Halkların Demokratik Partisi (HDP), "Demokrasiye Çağrı" şiarıyla Antalya'da miting düzenledi. Kepez Kent Meydanı'nda düzenlenen mitinge, partinin Eş Genel Başkanı Mithat Sancar; MYK üyeleri Özlem Gündüz, Mahfuz Güleryüz, Emin Orhan, Ömer Önen, milletvekillerimiz Kemal Bülbül, Zeynel Özen, Gülistan Kılıç Koçyiğit, Murat Sarısaç, İmam Taşçıer, yerlerine kayyum atanan Batman Belediyesi Eşbaşkanı Mehmet Demir, Mazıdağı Belediyesi Eşbaşkanı Nilüfer Elik Yılmaz, Bismil Belediyesi Eşbaşkanı Orhan Ayaz, Muradiye Belediyesi Eşbaşkanı Leyla Balkan, PM üyelerimiz, il ve ilçe yöneticilerimiz katıldı. Mitinge ayrıca EMEP, CHP, TİP gibi siyasi parti temsilcileri ile HDK, İHD, KESK, Alevi Kurumlarından temsilciler de katıldı. 

Söz alan HDP Eş Genel Başkanı Sancar, meydandaki coşkuya dikkat çekti. HDP'yiz Her Yerdeyiz şiarıyla başlayan kampanyalarının ülkenin her yerinde sürdüğünü hatırlatan Sancar, halklarla birlikte yollarını aydınlattıklarını söyledi.

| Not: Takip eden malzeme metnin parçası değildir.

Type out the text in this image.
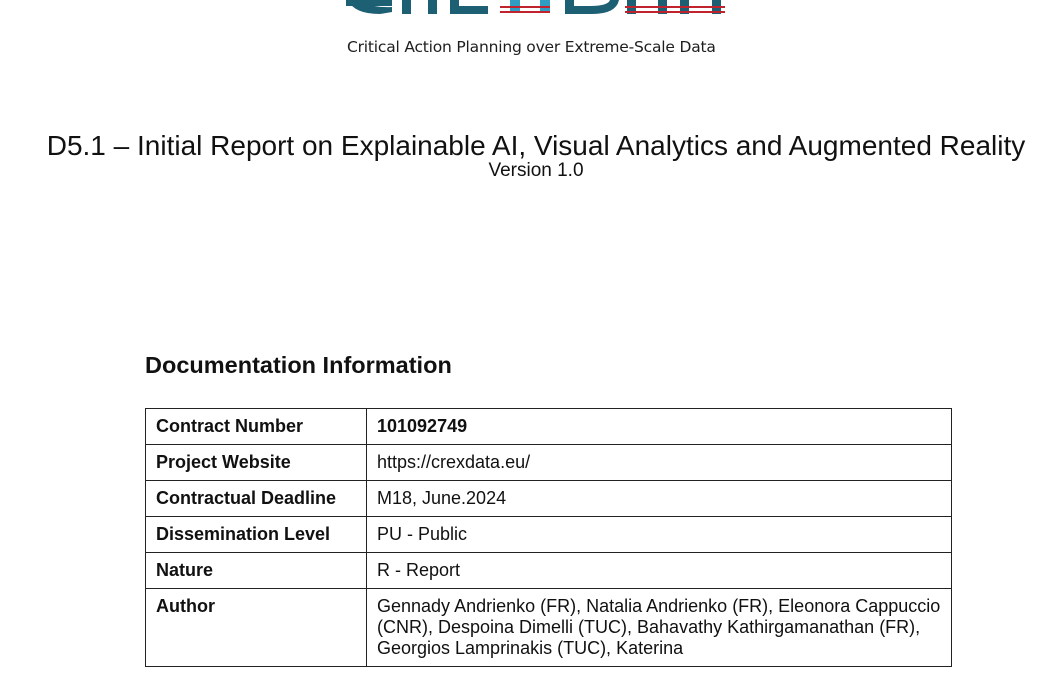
Critical Action Planning over Extreme-Scale Data
D5.1 – Initial Report on Explainable AI, Visual Analytics and Augmented Reality
Version 1.0
Documentation Information
Contract Number	101092749
Project Website	https://crexdata.eu/
Contractual Deadline	M18, June.2024
Dissemination Level	PU - Public
Nature	R - Report
Author	Gennady Andrienko (FR), Natalia Andrienko (FR), Eleonora Cappuccio (CNR), Despoina Dimelli (TUC), Bahavathy Kathirgamanathan (FR), Georgios Lamprinakis (TUC), Katerina
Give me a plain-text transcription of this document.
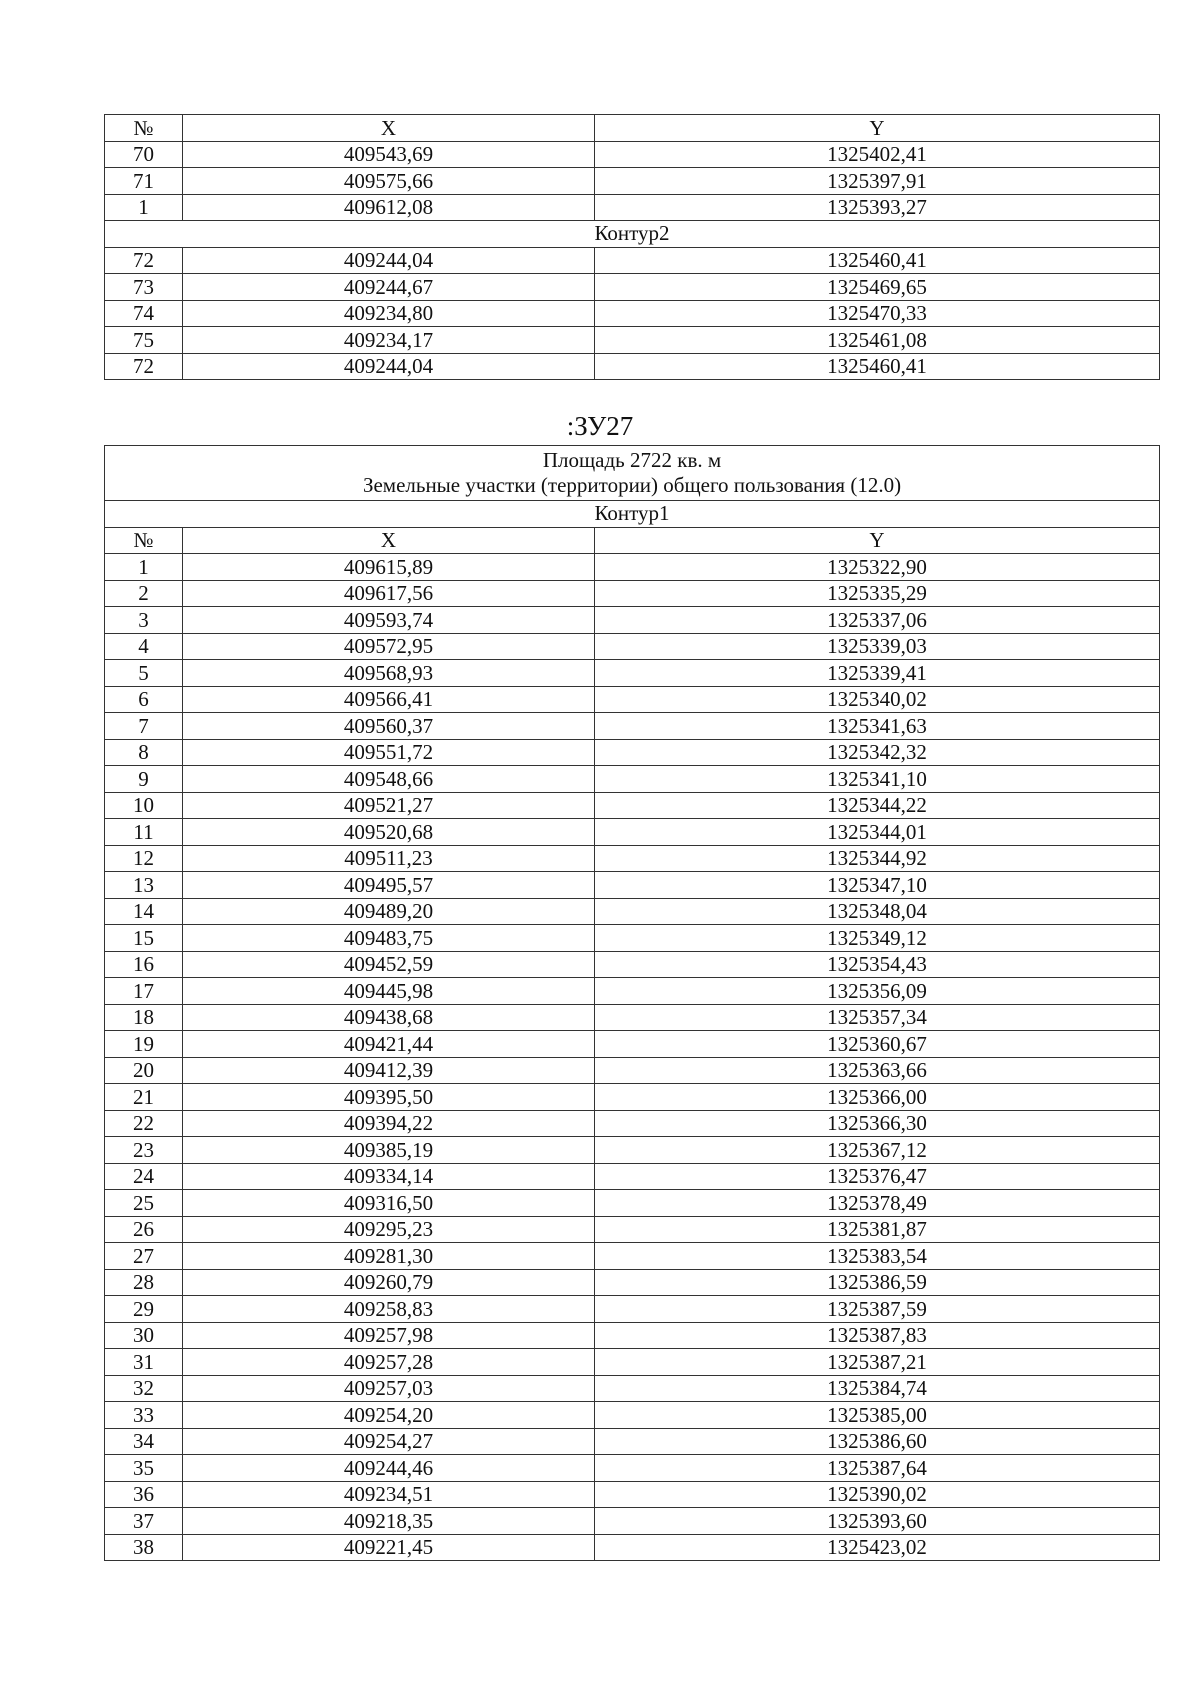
№	X	Y
70	409543,69	1325402,41
71	409575,66	1325397,91
1	409612,08	1325393,27
Контур2		
72	409244,04	1325460,41
73	409244,67	1325469,65
74	409234,80	1325470,33
75	409234,17	1325461,08
72	409244,04	1325460,41
:ЗУ27
Площадь 2722 кв. м
Земельные участки (территории) общего пользования (12.0)		

Контур1		
№	X	Y
1	409615,89	1325322,90
2	409617,56	1325335,29
3	409593,74	1325337,06
4	409572,95	1325339,03
5	409568,93	1325339,41
6	409566,41	1325340,02
7	409560,37	1325341,63
8	409551,72	1325342,32
9	409548,66	1325341,10
10	409521,27	1325344,22
11	409520,68	1325344,01
12	409511,23	1325344,92
13	409495,57	1325347,10
14	409489,20	1325348,04
15	409483,75	1325349,12
16	409452,59	1325354,43
17	409445,98	1325356,09
18	409438,68	1325357,34
19	409421,44	1325360,67
20	409412,39	1325363,66
21	409395,50	1325366,00
22	409394,22	1325366,30
23	409385,19	1325367,12
24	409334,14	1325376,47
25	409316,50	1325378,49
26	409295,23	1325381,87
27	409281,30	1325383,54
28	409260,79	1325386,59
29	409258,83	1325387,59
30	409257,98	1325387,83
31	409257,28	1325387,21
32	409257,03	1325384,74
33	409254,20	1325385,00
34	409254,27	1325386,60
35	409244,46	1325387,64
36	409234,51	1325390,02
37	409218,35	1325393,60
38	409221,45	1325423,02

Sancar, "Bizim tek bir gücümüz ve güvencemiz var; halklarımız, halkımızdır. Bu nedenle bizi yıkamıyorlar. Her türlü operasyonları çekiyorlar, yargıyı kullanıyorlar, kirli propaganda, psikolojik savaşı devreye sokuyorlar; binlerce arkadaşlarımızı cezaevine ve sürgüne gönderiyorlar ama yine ayaktayız, büyüyerek yürüyoruz. Daha da güçleniyoruz. Bu ülkenin halklarının layık olduğu onurlu yaşamı getirmeye kararlıyız. Bunu hep birlikte yapacağız" dedi. 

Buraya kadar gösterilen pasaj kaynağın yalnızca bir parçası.